Background
I provisioned a new Kubernetes cluster for my work. Using AWS Elastic Kubernetes Service and provided template, a cluster can be provisioned and set up with the apps required relatively quickly. However, I noticed a configuration is wrong, particularly one of the node are not set properly. I already set up the apps for autoscaling, disaster recovery, etc. Instead of restarting my progress, I would like to keep the apps installed.
Procedure
TLDR; the procedure to move resources from a node to another is as follows:
- Provision a temporary worker node.
- Cordon all nodes other than your broken node and the temporary worker node.
- Drain the broken node so the resources move to the temporary node.
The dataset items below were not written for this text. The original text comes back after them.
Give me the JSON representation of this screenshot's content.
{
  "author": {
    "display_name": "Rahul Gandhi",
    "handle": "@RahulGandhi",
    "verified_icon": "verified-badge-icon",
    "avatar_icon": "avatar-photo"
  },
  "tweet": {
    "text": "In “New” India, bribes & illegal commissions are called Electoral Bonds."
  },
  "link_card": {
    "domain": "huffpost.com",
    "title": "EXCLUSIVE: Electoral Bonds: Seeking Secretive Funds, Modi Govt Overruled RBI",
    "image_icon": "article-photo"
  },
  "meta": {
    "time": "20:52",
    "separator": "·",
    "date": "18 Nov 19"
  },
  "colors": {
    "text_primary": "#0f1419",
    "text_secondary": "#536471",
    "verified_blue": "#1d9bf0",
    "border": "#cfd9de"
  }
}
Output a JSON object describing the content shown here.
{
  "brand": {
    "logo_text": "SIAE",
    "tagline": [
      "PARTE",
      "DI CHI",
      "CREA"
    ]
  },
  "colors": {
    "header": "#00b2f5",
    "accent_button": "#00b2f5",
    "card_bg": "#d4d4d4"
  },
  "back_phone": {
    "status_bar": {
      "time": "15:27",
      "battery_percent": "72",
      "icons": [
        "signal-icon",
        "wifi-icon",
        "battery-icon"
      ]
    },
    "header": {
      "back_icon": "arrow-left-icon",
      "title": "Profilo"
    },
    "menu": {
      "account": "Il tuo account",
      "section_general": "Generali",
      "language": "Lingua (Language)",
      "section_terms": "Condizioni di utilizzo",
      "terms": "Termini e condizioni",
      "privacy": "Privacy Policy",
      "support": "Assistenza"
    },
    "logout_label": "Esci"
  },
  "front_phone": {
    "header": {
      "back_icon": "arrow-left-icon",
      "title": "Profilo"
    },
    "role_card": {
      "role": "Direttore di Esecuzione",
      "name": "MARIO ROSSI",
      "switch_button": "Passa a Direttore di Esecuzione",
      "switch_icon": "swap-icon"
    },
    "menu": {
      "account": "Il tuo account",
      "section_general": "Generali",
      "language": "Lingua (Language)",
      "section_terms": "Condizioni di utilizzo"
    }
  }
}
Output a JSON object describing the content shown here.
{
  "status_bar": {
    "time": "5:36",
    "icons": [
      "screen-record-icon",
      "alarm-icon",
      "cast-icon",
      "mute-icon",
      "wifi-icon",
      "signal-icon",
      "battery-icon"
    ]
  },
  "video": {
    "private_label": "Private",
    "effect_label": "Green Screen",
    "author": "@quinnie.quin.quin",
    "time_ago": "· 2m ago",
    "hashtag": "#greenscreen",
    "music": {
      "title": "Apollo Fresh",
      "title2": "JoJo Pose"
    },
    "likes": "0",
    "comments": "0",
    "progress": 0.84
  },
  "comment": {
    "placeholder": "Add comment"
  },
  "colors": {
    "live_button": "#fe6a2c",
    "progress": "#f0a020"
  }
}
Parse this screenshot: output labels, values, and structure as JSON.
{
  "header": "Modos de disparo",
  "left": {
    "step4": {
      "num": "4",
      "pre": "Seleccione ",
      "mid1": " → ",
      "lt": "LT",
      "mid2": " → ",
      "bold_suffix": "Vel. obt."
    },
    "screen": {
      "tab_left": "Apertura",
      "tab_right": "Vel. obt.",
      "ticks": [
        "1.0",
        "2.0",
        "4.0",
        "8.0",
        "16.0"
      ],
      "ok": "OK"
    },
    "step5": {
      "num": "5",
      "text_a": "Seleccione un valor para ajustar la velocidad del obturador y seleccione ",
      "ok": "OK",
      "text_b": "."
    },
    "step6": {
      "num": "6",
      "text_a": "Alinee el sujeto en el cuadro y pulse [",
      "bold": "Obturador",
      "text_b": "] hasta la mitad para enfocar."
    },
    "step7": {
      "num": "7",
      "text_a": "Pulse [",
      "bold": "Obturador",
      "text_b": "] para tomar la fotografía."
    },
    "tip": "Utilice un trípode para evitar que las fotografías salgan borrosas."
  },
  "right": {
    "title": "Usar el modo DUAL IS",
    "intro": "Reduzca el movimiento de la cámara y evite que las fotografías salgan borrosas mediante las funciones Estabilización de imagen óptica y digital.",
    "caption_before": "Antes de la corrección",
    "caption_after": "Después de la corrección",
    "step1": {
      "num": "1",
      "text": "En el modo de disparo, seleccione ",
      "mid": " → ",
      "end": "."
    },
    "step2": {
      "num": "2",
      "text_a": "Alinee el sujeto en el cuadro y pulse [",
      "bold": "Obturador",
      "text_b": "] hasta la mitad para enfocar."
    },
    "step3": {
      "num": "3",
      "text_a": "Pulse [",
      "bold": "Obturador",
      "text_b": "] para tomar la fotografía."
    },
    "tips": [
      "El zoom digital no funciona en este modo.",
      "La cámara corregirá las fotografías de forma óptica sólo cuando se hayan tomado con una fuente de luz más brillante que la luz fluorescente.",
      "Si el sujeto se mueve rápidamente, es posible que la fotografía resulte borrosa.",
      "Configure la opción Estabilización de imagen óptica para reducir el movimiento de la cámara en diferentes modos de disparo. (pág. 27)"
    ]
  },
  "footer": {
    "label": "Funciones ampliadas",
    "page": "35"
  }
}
- Reprovsion your broken node with correct parameters.
- Cordon the temporary node so the resources move to the fixed node.
- Uncordon the other nodes.
This procedure is flexible and can be adapted to different cases of node reprovisioning.
Explanation
Provisioning Temporary Node
Since the node has already been provisioned, Kubernetes can't simply fix the problem by its own. Hence, we need to add this temporary node in order to move the resources here temporarily. Provision the node according to how you would do it in your own system since it may vary.
Cordoning Nodes
Cordoning nodes is marking a node as unschedulable.
This doesn't apply to resources that has been scheduled there.
We do this to avoid resources moving into unwanted nodes.
I'm using k9s
, but you can do the same in kubectl
.
kubectl get nodes
kubectl cordon NODE
Draining Nodes
Draining is cordoning with added step, which is to "drain" the resources i.e move it to another node. After marking a node as unschedulable (cordoning), the resources will be moved to an available node. If we have cordoned the nodes other than our temporary node, it should move to the temporary node.
kubectl get nodes
kubectl drain NODE
Reprovisioning the Node
In my case, I provisioned the node in the wrong subnet. No way to fix this node other than reprovisioning, hence why I got into cordoning and draining the nodes. These steps would be irrelevant to you if you don't need to reprovision the node.
Uncordoning the Node
As the name suggest, this is the opposite of cordoning a node. This step makes the nodes schedulable again after you have finished the migration process.
kubectl get nodes
kubectl uncordon NODE
Conclusion
These steps can be followed to update a broken node. These steps also provide a general framework to update a broken node. With that said, I hope you learned something on Kubernetes 😀